Quels sont les enseignements de ces outils ?

Depuis 1992, le Registre permet de suivre les personnes atteintes de mucoviscidose dès leur naissance et d’enregistrer tous les événements de santé. Cela me permet de voir, en tant que démographe, l’évolution de cette population et de sa structure par âge (compte tenu du type d’hérédité de cette maladie, femmes et hommes sont touchés dans les mêmes proportions). Afin d’explorer les conditions de vie de ces malades et d’établir le relevé de leurs trajectoires de vie, nous avons conduit, de 2017 à 2019, l’enquête « Mucoviscidose, famille et société » qui a porté sur cinq dimensions (la scolarité, la profession, la famille, le logement et la qualité de vie), à laquelle ont répondu un peu plus de 450 malades. Cette enquête a été réalisée en collaboration avec le milieu associatif, le milieu hospitalier et le service des enquêtes et sondages de l’Ined. Il ressort notamment de cette enquête que, du fait de la maladie et des contraintes liées aux traitements médicaux, les parcours scolaires sont marqués par une fréquence élevée de redoublements et que les parcours professionnels sont également marqués par de nombreuses interruptions, de durées parfois assez longues.

En quoi ce travail est-il utile aux décideurs et à la puissance publique ?

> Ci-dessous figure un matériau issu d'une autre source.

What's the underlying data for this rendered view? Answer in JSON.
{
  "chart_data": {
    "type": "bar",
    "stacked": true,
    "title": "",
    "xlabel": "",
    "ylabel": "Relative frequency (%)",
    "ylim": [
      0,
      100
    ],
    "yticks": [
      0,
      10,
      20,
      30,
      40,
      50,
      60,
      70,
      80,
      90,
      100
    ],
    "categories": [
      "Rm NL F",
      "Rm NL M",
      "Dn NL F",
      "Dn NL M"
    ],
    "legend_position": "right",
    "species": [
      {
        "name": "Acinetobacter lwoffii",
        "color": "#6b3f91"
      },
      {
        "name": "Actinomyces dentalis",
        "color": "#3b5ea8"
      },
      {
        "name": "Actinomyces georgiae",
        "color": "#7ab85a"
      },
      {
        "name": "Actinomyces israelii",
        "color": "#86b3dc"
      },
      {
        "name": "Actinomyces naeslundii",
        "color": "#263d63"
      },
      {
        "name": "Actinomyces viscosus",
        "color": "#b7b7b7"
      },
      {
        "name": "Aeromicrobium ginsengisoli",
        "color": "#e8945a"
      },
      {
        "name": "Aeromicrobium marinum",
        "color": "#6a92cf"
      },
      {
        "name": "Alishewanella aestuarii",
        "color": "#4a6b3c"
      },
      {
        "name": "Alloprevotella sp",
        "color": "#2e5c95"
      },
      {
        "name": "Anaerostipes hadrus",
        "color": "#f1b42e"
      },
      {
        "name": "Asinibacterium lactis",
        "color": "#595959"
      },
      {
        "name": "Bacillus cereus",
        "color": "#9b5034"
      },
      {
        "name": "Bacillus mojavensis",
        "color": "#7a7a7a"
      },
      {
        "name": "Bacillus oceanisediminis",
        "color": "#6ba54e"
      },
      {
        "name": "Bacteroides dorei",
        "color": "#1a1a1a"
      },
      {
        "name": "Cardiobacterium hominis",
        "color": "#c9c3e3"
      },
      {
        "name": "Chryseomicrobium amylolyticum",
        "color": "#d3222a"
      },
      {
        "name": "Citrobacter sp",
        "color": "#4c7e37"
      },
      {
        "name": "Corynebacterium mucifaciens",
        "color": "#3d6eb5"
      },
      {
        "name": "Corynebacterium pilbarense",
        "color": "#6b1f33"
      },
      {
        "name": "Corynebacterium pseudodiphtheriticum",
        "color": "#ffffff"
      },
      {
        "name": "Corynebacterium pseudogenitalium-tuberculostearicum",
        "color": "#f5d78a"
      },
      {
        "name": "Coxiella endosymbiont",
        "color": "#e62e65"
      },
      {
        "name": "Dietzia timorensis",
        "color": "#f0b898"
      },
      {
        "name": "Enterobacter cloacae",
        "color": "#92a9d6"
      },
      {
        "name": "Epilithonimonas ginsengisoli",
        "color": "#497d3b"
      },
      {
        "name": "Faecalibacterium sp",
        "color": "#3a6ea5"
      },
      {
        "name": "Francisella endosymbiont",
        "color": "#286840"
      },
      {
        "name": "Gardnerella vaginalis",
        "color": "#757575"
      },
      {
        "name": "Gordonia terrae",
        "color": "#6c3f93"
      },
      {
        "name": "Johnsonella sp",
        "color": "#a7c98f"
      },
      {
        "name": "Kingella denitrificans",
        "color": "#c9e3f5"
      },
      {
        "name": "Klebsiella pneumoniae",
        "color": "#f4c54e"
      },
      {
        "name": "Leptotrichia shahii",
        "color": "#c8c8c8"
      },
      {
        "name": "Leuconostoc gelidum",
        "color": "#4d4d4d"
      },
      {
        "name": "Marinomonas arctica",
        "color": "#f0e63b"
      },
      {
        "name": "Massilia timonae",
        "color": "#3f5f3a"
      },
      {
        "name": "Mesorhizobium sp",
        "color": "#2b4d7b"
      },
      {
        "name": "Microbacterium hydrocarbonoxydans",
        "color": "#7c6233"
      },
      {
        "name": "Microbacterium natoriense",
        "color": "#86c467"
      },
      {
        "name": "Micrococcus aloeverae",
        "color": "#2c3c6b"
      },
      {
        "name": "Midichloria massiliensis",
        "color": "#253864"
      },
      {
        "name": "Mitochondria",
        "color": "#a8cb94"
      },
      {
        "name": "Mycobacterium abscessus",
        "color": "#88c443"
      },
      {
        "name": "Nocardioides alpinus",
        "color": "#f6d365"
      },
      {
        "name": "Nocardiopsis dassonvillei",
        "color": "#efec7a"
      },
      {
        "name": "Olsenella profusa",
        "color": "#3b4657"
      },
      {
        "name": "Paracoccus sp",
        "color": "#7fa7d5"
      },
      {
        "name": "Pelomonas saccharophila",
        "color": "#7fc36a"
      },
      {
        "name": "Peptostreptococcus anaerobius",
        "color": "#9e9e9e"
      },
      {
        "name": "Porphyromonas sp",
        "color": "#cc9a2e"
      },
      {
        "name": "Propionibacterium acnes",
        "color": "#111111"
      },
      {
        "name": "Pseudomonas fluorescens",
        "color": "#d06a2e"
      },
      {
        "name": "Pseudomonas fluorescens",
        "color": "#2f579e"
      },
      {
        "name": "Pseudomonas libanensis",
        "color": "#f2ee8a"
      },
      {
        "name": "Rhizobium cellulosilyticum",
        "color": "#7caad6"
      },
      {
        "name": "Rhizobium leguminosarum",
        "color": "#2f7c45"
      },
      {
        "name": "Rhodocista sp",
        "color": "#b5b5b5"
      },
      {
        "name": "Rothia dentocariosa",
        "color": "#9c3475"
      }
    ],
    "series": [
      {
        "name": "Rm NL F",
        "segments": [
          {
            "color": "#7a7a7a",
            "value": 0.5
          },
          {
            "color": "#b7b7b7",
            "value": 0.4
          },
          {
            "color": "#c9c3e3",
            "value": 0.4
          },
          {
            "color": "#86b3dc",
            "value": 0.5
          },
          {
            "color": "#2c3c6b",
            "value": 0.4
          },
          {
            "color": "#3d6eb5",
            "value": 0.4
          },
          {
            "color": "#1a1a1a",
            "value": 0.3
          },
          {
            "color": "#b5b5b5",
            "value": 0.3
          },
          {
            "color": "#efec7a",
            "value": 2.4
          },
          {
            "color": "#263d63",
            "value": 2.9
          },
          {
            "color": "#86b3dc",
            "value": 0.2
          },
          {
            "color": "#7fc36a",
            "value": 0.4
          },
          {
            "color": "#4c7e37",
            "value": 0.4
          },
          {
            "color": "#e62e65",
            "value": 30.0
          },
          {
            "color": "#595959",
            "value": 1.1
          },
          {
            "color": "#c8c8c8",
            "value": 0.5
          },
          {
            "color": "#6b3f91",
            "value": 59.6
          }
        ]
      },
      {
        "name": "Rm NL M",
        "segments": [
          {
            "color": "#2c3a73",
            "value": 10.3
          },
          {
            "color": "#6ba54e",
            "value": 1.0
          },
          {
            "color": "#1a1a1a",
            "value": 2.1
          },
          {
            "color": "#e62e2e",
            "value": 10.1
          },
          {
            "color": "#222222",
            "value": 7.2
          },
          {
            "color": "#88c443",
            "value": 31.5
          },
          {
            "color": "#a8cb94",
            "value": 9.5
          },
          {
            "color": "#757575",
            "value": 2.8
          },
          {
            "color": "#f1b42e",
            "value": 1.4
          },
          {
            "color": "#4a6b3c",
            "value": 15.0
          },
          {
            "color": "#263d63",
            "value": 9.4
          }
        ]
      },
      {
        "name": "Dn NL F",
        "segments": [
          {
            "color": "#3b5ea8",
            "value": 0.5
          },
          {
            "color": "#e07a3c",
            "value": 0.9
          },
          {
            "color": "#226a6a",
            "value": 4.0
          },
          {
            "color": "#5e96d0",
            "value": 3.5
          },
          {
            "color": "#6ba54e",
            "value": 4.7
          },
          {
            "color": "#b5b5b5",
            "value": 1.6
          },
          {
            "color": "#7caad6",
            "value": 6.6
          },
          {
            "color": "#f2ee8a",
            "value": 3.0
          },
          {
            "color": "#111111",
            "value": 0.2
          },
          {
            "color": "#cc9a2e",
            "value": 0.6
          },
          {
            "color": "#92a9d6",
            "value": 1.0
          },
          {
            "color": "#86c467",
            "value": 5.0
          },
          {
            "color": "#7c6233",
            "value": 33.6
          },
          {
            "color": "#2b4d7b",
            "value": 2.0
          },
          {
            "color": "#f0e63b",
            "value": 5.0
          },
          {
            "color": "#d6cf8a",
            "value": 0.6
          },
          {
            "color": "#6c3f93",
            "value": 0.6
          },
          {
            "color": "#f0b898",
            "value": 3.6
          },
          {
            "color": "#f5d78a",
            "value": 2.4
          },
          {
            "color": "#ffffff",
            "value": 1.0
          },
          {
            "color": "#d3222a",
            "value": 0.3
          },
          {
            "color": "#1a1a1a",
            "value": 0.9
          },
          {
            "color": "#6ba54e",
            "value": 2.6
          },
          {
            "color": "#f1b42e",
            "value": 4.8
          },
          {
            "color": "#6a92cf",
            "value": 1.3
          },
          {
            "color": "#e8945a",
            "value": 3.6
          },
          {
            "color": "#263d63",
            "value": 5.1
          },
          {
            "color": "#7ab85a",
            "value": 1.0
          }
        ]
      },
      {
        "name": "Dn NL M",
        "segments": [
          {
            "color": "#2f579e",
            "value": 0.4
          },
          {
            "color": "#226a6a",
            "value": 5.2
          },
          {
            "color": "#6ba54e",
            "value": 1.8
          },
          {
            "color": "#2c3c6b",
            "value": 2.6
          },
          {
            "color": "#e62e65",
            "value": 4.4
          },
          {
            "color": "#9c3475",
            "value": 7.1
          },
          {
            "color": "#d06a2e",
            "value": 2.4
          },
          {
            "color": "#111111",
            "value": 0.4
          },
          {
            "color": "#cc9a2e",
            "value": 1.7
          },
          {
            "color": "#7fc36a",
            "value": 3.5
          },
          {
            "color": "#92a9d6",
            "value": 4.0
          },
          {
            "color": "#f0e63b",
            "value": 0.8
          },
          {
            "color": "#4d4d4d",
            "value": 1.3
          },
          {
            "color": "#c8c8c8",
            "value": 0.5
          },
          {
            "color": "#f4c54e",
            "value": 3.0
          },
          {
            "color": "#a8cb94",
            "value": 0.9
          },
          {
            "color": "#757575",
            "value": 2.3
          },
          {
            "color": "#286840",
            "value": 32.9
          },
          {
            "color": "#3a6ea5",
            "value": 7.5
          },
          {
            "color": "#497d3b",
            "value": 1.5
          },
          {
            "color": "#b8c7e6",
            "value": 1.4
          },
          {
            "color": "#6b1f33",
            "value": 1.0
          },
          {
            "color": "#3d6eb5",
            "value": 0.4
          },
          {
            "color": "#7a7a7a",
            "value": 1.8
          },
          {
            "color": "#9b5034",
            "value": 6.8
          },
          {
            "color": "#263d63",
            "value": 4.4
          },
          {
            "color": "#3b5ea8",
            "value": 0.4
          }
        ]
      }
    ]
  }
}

Le Registre français de la mucoviscidose, comme l’enquête que nous avons conduite, permettent d’anticiper les futurs besoins de prise en charge des malades. L’augmentation de la population adulte chez les personnes atteintes de mucoviscidose demande de mettre en place des prises en charge spécifiques en milieu hospitalier et d’envisager le placement des malades âgés en EHPAD. Plus largement, les actions entreprises via le Registre (suivi exhaustif des cas, enquêtes spécifiques…) pourraient être appliquées à d’autres maladies génétiques.